Zieliński też znajdował się na liście życzeń kilku klubów, ale on, w odróżnieniu od Milika, chyba nie chciał opuszczać Neapolu. Ostatecznie zgodził się na owe 100 mln euro odstępnego, lecz w zamian wynegocjował dla siebie znaczną podwyżkę wynagrodzenia. Wedle różnych źródeł nowy kontrakt zapewni mu roczną gażę w wysokości 5,5 mln euro brutto do 2024 roku. Aurelio De Laurentiis podczas poniedziałkowej konferencji prasowej dotyczącej aktualnej sytuacji w zespole potwierdził, że Zieliński przedłużył umowę i nadal będzie reprezentować barwy SSC Napoli.
Tego dnia pojawiła się też informacja, że ten piłkarz przedłużył też umowę z reprezentującą jego interesy agencją BMG Sport. Zieliński będzie teraz jednym z najlepiej zarabiających polskich piłkarzy. Wśród nich rekordzistą jest oczywiście Robert Lewandowski, który w Bayernie zarabia ponoć ponad 20 mln euro rocznie. Ale w Serie A z polskich zawodników więcej od Zielińskiego zarabiać będzie tylko bramkarz Juventusu Wojciech Szczęsny, któremu niedawno przedłużony kontrakt gwarantuje rocznie ponad siedem milionów euro.
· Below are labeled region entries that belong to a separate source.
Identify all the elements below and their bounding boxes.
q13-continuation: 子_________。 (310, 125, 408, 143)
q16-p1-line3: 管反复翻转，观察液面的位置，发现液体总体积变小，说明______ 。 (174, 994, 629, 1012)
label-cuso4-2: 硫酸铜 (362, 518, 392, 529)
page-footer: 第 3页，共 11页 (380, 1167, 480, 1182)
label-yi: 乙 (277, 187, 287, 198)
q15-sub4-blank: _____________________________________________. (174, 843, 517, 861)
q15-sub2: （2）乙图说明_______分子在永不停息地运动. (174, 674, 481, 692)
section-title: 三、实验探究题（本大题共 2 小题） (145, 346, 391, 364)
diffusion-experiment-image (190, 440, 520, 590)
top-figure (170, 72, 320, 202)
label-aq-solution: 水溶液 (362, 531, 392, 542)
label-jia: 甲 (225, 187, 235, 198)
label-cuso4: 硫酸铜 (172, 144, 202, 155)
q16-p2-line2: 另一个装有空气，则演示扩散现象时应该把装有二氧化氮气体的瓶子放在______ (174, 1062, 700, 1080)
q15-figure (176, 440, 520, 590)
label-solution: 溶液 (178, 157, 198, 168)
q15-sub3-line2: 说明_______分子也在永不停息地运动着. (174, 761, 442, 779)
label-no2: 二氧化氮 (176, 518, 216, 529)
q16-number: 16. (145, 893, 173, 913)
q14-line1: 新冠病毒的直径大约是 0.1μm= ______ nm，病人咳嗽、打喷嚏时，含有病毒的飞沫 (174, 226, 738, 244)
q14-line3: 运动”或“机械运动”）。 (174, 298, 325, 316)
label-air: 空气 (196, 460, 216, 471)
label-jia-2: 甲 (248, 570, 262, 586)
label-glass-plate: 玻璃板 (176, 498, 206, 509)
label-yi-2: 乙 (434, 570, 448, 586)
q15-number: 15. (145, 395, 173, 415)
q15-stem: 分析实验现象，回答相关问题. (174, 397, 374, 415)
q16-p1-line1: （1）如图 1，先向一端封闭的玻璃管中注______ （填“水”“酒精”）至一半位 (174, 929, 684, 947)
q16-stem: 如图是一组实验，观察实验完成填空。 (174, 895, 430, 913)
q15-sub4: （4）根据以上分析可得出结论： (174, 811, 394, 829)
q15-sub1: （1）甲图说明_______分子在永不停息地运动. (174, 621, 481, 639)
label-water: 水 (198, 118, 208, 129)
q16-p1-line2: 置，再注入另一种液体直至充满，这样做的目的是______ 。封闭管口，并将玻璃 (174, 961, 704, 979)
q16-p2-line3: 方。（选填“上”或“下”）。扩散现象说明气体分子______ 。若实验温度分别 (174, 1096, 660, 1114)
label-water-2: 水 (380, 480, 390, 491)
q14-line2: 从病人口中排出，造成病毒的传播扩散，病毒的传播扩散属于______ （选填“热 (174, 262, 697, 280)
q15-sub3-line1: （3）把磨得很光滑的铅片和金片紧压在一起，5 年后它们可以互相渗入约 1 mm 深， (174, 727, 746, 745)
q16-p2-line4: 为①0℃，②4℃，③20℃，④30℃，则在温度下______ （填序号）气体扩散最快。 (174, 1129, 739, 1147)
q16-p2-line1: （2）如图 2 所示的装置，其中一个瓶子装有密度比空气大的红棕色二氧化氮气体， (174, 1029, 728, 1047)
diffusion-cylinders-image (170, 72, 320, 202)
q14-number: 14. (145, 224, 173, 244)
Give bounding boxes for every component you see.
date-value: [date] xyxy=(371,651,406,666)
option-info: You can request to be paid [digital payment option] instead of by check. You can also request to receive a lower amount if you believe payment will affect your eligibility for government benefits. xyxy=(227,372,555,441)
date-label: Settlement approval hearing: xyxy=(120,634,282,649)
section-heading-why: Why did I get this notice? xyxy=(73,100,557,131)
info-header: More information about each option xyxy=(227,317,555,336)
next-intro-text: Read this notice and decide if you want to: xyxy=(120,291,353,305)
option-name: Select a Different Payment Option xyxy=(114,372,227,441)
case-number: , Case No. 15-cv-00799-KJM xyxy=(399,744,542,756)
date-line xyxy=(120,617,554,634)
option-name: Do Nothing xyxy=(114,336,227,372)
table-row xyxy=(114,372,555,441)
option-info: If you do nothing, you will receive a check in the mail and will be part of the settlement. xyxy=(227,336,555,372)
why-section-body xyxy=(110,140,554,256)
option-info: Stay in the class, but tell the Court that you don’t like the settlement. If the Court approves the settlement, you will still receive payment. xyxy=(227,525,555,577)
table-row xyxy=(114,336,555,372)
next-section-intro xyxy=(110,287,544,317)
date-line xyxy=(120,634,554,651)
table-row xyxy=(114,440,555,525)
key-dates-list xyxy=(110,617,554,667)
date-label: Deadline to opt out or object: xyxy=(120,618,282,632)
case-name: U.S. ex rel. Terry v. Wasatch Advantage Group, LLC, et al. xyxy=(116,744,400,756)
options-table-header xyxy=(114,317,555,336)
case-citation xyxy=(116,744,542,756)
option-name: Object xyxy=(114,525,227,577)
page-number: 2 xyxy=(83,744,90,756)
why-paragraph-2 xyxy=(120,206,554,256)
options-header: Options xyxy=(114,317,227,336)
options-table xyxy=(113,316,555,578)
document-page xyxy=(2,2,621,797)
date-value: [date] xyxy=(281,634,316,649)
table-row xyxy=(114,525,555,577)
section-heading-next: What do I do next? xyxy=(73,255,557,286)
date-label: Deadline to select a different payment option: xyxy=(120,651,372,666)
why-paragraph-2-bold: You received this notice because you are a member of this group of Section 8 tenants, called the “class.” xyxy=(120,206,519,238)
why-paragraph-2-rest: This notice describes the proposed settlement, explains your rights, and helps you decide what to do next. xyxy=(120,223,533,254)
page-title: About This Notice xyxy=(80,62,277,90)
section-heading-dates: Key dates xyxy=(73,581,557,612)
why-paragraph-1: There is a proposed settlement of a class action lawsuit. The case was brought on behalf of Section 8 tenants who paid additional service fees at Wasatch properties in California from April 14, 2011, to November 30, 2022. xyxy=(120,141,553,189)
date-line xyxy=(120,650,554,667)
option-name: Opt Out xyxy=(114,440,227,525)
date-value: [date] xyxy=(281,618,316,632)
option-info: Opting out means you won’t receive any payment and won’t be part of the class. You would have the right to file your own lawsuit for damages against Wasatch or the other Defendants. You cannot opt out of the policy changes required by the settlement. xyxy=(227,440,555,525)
Dla SSC Napoli zatrzymanie Zielińskiego to duża korzyć. 26-letni Polak trafił do tego klubu z Udinese Calcio w 2016 roku za 16 mln euro. Przez cztery sezony zagrał w 192 meczach, w których zdobył 22 gole i zanotował 15 asyst. Ale w poprzednim sezonie w 49 rozegranych spotkaniach zdobył zaledwie dwie bramki i zaliczył sześć asyst. Kibice SSC Napoli liczą, że teraz, gdy już będzie miał głowę wolną od myśli o transferze do innego klubu i skupi się tylko na treningach i grze, w pełni ujawni swój wielki talent i jeszcze większe możliwości. „Rozmawialiśmy o przedłużeniu umowy od jakiegoś czasu. Z mojej strony mogę tylko powiedzieć, że czuję się dobrze w Napoli i chcę tu nadal grać. Także dlatego, że świetnie układa mi się w współpraca z trenerem Gattuso. On jest bardzo charyzmatyczny, ale jego rady są pomocne i mam nadzieję, że dzięki nim będę coraz lepszym i skuteczniejszym piłkarzem” – powiedział Zieliński w rozmowie z włoskim oddziałem Sky Sports.
Na taki happy end nie ma natomiast szans drugi z Polaków w Napoli, Arkadiusz Milik. De Laurentiis jest ostatnio na niego bardzo cięty i wręcz wypowiedział mu prywatną wojnę.